How is this possible? Well, functionally specialized research (finding a cure or treatment to a specific disease, for example) often leads to researchers trying different chemical reactions or drugs and seeing what works.
“But the dirty secret of modern medicine may be that the most logically alluring method for solving diseases – steadily accruing knowledge about human biology that we can act on – hasn’t always been the best [fastest] way to hit home runs. An older method of just slinging possible drugs at cells, animals — or in some cases, people — and watching what works has often been the more productive starting point, with understanding to come later.” Carolyn Y. Johnson
There are a lot of medications that we don’t understand. More than this, there are a lot of diseases we don’t understand (at the molecular and molecular pathways level). We approach the unknown with a “throw everything at it and see what sticks” mentality.
Why does this matter?
Knowledge is power. Understanding the mechanisms of something matters. Imagine this: you are playing a game of chess. As the game progresses, you realize the strategy of your opponent. Because you know their next moves (functionally how they work) you are able to block their next moves, making them no longer a threat – or at least an effective one – to your king.
Now imagine, you never figured out the strategy of your opponent. You decided to randomly move your pieces on the chess board to see what happened.
Now you are choosing your “move” (what medicine to use or develop) against your opponent (let’s say pancreatic cancer) to beat them (it). Instead of making random moves (like testing out random drugs and chemicals on it to see the effect), let’s say you knew the in’s and out’s of your opponent. You know all the molecular pathways which cause the mutation of the cell to reproduce unchecked. Then you might be able to design a drug or use an existing drug to block certain processes from occurring.
So why doesn’t this currently happen?
Old habits tend to die hard.

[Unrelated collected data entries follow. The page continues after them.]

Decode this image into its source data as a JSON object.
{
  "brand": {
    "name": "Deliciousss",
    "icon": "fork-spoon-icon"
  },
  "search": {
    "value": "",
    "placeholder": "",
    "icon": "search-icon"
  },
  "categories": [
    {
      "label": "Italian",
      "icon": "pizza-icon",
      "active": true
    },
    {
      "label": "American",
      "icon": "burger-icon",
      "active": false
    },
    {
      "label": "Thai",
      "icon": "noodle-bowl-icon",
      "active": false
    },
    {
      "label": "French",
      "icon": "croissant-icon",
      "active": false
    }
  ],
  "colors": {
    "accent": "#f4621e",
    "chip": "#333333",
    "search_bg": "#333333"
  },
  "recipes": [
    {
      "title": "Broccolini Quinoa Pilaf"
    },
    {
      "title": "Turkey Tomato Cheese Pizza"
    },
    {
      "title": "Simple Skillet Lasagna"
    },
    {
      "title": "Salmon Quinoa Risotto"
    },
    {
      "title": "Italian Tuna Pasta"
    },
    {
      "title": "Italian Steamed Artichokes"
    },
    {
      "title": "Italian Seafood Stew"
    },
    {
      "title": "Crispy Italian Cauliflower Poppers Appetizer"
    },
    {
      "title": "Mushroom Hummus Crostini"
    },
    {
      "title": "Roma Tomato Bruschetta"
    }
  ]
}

Researchers receive grants for specific interests, of which donors or philanthropists have connections to said disease. It would be rare to see someone receive grants for studying “cancer” rather than a specific type of cancer. Beyond this, medicine may be one of those incidences where more effective production doesn’t come out of specialization (contrary to Adam Smith). At least not yet.
There is a need for what is referred to as “basic research“. Basic research is studying the foundations of life – like cells, or newly discovered molecules, or little-understaood processes. It is research performed without obvious or immediate benefit, meaning you aren’t researching with known obvious value to the knowledge sought, but simply to understand.
What should we do?
My prescription for improving global health is to direct further funding to basic research. This can be achieved through government spending (such as grants) and tax incentives to those who fund basic research. This would yield more basic research and thus fundamental knowledge of the world around us.
It is an odd prescription (I admit) to push for more basic research, which by definition has unknown benefits. However, basic research has led to amazing discoveries and application in furthering health and science. Two really great examples: the discovery of DNA and the discovery of neurotransmitters, which lead to treatments in cancer and antidepressants, respectively.
This has the potential to greatly improve or lead to (new) medicines for a wide variety of diseases. It also has the potential to allow us to understand medicines which are currently mysteries.
In Epic Measures, J. Smith shows the heroic measures (of Chris Murray) to understand disease and health on a global-scale. The Global Burden of Disease Study not only adjusted previously misrepresented numbers of disease, but it also included injury and disability to give a more complete picture of the health concerns that people face globally.
It is now, after such amazing progress on the global-scale, that we need to examine and explore the micro-level of our world (and of biology) to allow us to better treat (and cure) different ailments which affect us. DALYs, the measurement used to index injury and disability with mortality, have paved the way to understanding what affects who and by how much. BUT what is missing is how does it manage to effect them.